Он решил, что в тюрьму не пойдет. Служба воинского учета предлагала отказчику послужить стране другими способами, в том числе корчевать пни в одном из северных штатов, это он и выбрал. Как вы представляете себе лагерь сознательных отказчиков в 1943 году? Может быть, как бродячий цирк шапито: вереница жилых палаток и большой золотой шатер. Слово «лагерь» наводит на мысли о плавании, рисовании, спорте. Большинство американцев так это себе и представляло: толпа трусов и предателей развлекается от души. Но когда Базз приехал туда по грунтовой дороге и вылез из машины, он увидел концентрационный лагерь.
Его основали квакеры, «руководствуясь принципом индивидуального пацифизма», но они, в свою очередь, подчинялись Службе воинского учета, которая неохотно соглашалась на эти лагеря, видя в них исключительно способ держать ненормальных под стражей, чтобы те бесплатно работали, пока идет война. Базз понятия об этом не имел. «Можешь подселиться к квакерам, католикам или кофлинитам», – сказали ему.

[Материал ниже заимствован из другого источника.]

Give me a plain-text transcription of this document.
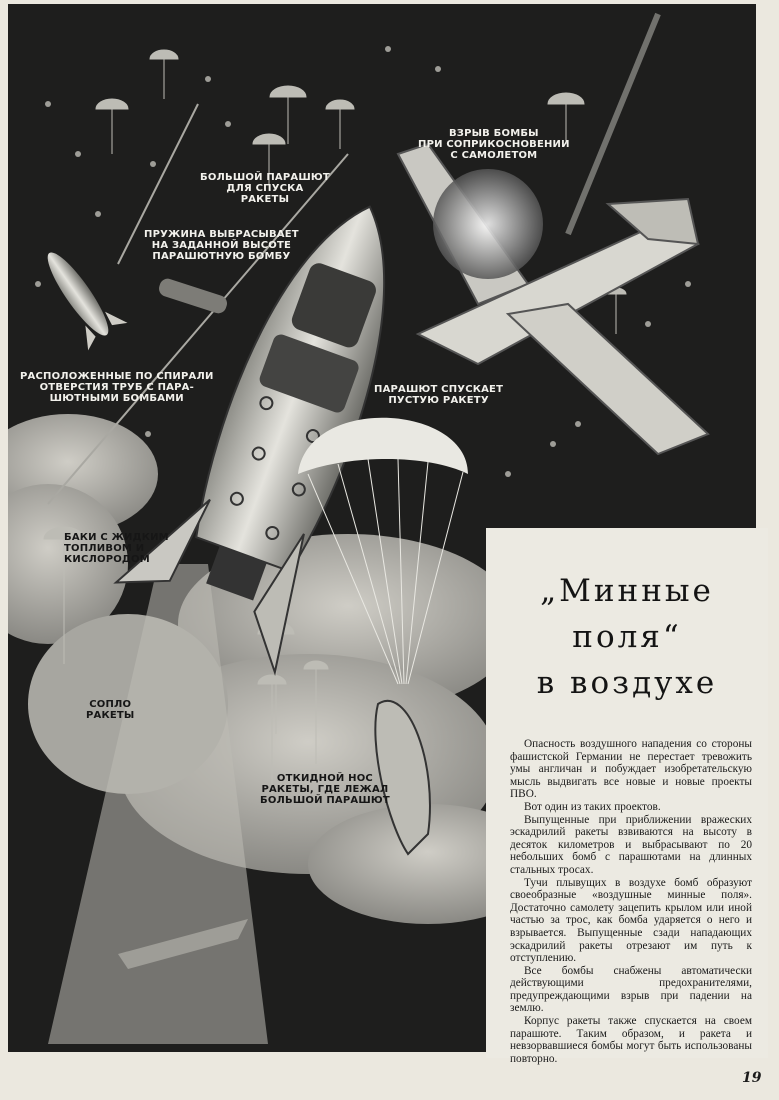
ВЗРЫВ БОМБЫ
ПРИ СОПРИКОСНОВЕНИИ
С САМОЛЕТОМ
БОЛЬШОЙ ПАРАШЮТ
ДЛЯ СПУСКА
РАКЕТЫ
ПРУЖИНА ВЫБРАСЫВАЕТ
НА ЗАДАННОЙ ВЫСОТЕ
ПАРАШЮТНУЮ БОМБУ
РАСПОЛОЖЕННЫЕ ПО СПИРАЛИ
ОТВЕРСТИЯ ТРУБ С ПАРА-
ШЮТНЫМИ БОМБАМИ
ПАРАШЮТ СПУСКАЕТ
ПУСТУЮ РАКЕТУ
БАКИ С ЖИДКИМ
ТОПЛИВОМ И
КИСЛОРОДОМ
СОПЛО
РАКЕТЫ
ОТКИДНОЙ НОС
РАКЕТЫ, ГДЕ ЛЕЖАЛ
БОЛЬШОЙ ПАРАШЮТ
„Минные
поля“
в воздухе

Опасность воздушного нападения со стороны фашистской Германии не перестает тревожить умы англичан и побуждает изобретательскую мысль выдвигать все новые и новые проекты ПВО.

Вот один из таких проектов.

Выпущенные при приближении вражеских эскадрилий ракеты взвиваются на высоту в десяток километров и выбрасывают по 20 небольших бомб с парашютами на длинных стальных тросах.

Тучи плывущих в воздухе бомб образуют своеобразные «воздушные минные поля». Достаточно самолету зацепить крылом или иной частью за трос, как бомба ударяется о него и взрывается. Выпущенные сзади нападающих эскадрилий ракеты отрезают им путь к отступлению.

Все бомбы снабжены автоматически действующими предохранителями, предупреждающими взрыв при падении на землю.

Корпус ракеты также спускается на своем парашюте. Таким образом, и ракета и невзорвавшиеся бомбы могут быть использованы повторно.

19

Он представлял, что там все будут такие, как он: отщепенцы, пацифисты, изгои. Квакеров он выбрал инстинктивно. Он был воспитан в баптистской вере, а кроме него, там был только один баптист, чернокожий, он играл на виолончели и жил с квакерами. Там были только один чернокожий и один еврей.
Еврей не давал покоя кофлинитам – последователям отца Чарльза Кофлина, радиопроповедника из Детройта, который считал, что Америка не должна воевать против героя двадцатого века – Адольфа Гитлера. Эти отнюдь не были пацифистами. Как им удалось уговорить призывную комиссию? Возможно, какой-нибудь психолог кивнул в ответ на их идеи и поставил в бумагах штамп из необъяснимого сочувствия. И вот они тут, живут при президенте, которого считают членом еврейского заговора. Кофлинитов одинаково презирали и ненавидели и братья во католичестве, и добродеи квакеры.

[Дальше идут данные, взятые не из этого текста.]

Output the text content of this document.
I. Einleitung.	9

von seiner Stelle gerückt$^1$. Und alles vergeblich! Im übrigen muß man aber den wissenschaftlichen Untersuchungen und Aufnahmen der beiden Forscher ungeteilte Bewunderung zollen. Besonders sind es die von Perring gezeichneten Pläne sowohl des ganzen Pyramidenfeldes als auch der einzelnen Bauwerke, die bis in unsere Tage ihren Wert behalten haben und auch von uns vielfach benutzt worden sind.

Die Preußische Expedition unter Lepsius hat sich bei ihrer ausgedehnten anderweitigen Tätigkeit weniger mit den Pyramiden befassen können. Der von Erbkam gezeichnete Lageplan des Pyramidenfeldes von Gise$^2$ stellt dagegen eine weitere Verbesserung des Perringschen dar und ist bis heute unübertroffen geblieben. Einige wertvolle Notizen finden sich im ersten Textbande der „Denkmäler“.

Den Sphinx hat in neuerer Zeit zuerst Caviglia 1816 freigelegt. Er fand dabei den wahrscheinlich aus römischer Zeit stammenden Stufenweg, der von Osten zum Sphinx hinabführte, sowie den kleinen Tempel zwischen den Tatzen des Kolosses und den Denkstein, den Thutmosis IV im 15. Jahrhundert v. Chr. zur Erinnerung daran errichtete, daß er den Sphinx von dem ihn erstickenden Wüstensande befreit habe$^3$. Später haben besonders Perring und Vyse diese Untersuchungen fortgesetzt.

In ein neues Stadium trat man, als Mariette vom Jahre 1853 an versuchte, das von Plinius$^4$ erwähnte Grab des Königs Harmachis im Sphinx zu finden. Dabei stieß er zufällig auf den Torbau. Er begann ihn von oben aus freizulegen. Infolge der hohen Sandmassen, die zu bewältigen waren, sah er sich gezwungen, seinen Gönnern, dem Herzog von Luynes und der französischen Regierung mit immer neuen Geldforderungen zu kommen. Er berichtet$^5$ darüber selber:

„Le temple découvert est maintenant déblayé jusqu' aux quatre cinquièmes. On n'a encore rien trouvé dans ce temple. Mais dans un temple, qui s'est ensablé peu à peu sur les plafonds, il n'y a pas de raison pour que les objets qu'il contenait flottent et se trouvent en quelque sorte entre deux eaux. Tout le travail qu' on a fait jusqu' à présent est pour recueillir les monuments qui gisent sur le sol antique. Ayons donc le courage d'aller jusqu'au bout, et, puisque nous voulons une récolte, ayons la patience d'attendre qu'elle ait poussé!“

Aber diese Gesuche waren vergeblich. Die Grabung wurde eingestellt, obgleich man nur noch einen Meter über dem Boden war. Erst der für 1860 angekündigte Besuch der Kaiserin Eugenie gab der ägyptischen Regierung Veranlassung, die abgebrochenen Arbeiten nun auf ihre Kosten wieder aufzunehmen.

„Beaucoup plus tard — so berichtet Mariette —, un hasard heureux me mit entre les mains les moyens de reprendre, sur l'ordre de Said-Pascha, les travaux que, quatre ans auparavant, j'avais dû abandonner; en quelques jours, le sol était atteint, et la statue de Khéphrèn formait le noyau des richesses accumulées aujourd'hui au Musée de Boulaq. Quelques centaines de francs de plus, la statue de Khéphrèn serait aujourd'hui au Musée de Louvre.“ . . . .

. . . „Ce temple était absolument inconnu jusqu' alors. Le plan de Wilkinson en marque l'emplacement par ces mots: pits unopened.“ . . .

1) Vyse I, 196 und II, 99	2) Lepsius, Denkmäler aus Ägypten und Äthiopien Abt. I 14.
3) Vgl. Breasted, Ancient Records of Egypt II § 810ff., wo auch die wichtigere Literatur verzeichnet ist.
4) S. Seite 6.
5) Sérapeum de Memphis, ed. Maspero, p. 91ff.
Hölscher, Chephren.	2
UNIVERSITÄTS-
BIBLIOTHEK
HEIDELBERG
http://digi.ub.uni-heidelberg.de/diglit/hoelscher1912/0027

В общем, еврея надо было держать подальше от кофлинитов, которых, в свою очередь, надо было держать подальше от других католиков, а тех – от квакеров. Чернокожего надо было держать подальше ото всех. В лагере пацифистов. В такие времена мы жили.
– Это была тоскливая и странная жизнь, – сказал Базз.

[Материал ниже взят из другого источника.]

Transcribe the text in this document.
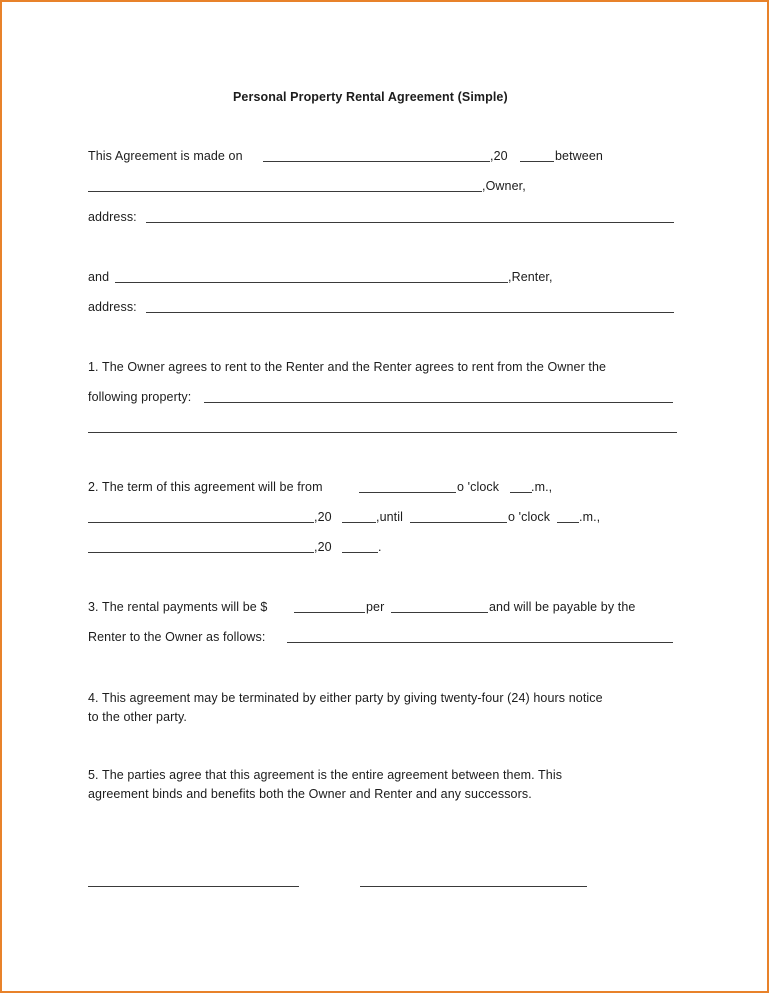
Personal Property Rental Agreement (Simple)
This Agreement is made on	,20	between
,Owner,
address:
and	,Renter,
address:
1. The Owner agrees to rent to the Renter and the Renter agrees to rent from the Owner the
following property:
2. The term of this agreement will be from	o 'clock	.m.,
,20	,until	o 'clock .m.,
,20	.
3. The rental payments will be $	per	and will be payable by the
Renter to the Owner as follows:
4. This agreement may be terminated by either party by giving twenty-four (24) hours notice
to the other party.
5. The parties agree that this agreement is the entire agreement between them. This
agreement binds and benefits both the Owner and Renter and any successors.
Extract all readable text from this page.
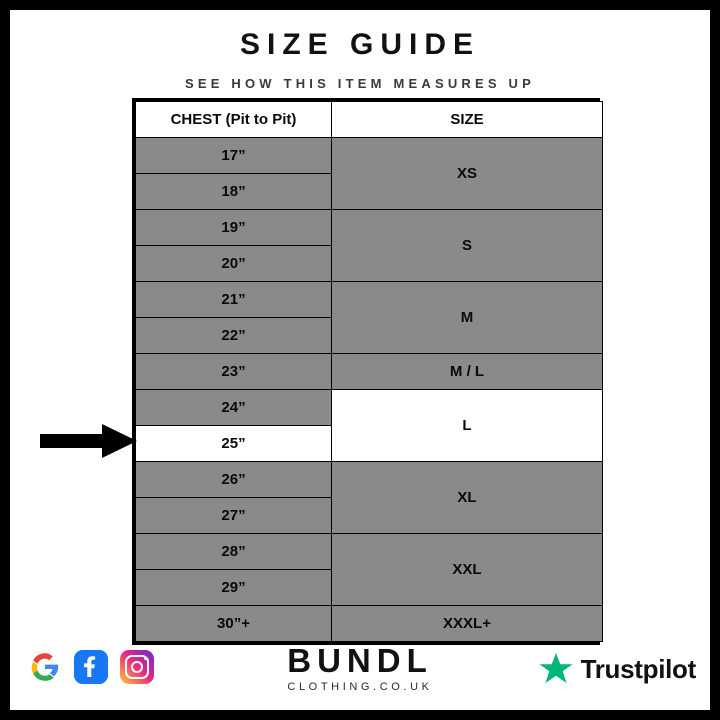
SIZE GUIDE
SEE HOW THIS ITEM MEASURES UP
CHEST (Pit to Pit)	SIZE
17”	XS
18”	
19”	S
20”	
21”	M
22”	
23”	M / L
24”	L
25”	
26”	XL
27”	
28”	XXL
29”	
30”+	XXXL+
BUNDL
CLOTHING.CO.UK
Trustpilot
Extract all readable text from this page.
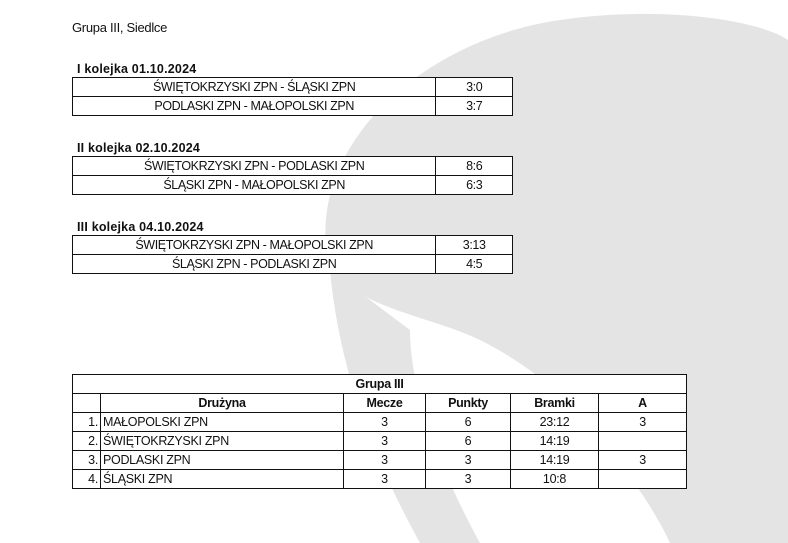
Grupa III, Siedlce
I kolejka 01.10.2024
ŚWIĘTOKRZYSKI ZPN - ŚLĄSKI ZPN	3:0
PODLASKI ZPN - MAŁOPOLSKI ZPN	3:7
II kolejka 02.10.2024
ŚWIĘTOKRZYSKI ZPN - PODLASKI ZPN	8:6
ŚLĄSKI ZPN - MAŁOPOLSKI ZPN	6:3
III kolejka 04.10.2024
ŚWIĘTOKRZYSKI ZPN - MAŁOPOLSKI ZPN	3:13
ŚLĄSKI ZPN - PODLASKI ZPN	4:5
Grupa III					
	Drużyna	Mecze	Punkty	Bramki	A
1.	MAŁOPOLSKI ZPN	3	6	23:12	3
2.	ŚWIĘTOKRZYSKI ZPN	3	6	14:19	
3.	PODLASKI ZPN	3	3	14:19	3
4.	ŚLĄSKI ZPN	3	3	10:8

День начинался с криков ночного сторожа, который гнал всех к рабочим машинам. Работа состояла в корчевании пней на поле, и задачей Базза было обвязывать пень цепью, а другой человек с помощью лебедки его вытаскивал. За весь день удовлетворение приносил только один момент – когда пень выскакивал из земли, словно гнилой зуб, и их глазам открывалась тайная преисподняя, полная червей и палеолитических жуков. Пни рубили на дрова и складывали в длинные поленницы в лесу, где они и гнили всю войну – никто их не использовал. Поле так и осталось нераспаханным. Наверное, такой работой ангелы заставляют заниматься те души, которые неясно, куда отправлять. И они бесконечно ровняют граблями облака.
Мужчины сходили с ума от монотонности, тухлого неба, тухлой овсянки, но в основном от ощущения, что они ничего не значат. Земля горела и дотла сгорала на западе и на востоке, а они никак в этом не участвовали. Некоторые сбегали, некоторые шли в армию и отправлялись на войну или садились на корабль и погибали в океане. Многие, в том числе Базз, искали другой выход. Удивительная вещь, сказал он, – узнать, что человеку важно что-то значить.
Рассказ Базза заглушили дружные вопли: поездка закончилась. Базз смотрел в сторону, скрестив руки на груди. Я хотела что-то ему сказать, но шум пересиливал любые слова, и мы просто стояли и смотрели на них двоих: Уильям смеялся – видны только верхние зубы, а глаз вовсе не видно в тени густых бровей – и обнимал Аннабель (видимо, прижал к себе на резком повороте), а та в истерически-притворном ужасе жалась к нему.
– Прокатитесь с девушкой на поезде в Лимб! – шутливо крикнул зазывала рядом с нами.
– Да, – тихо сказал Базз, – она из тех, кто выходит замуж.
Когда служитель выпускал их через калитку, она споткнулась и ухватилась за Уильяма. Она держалась за его правую руку и хохотала, наконец забыв тревожиться об отце и о будущем. Никто не мог бы пожелать ей зла.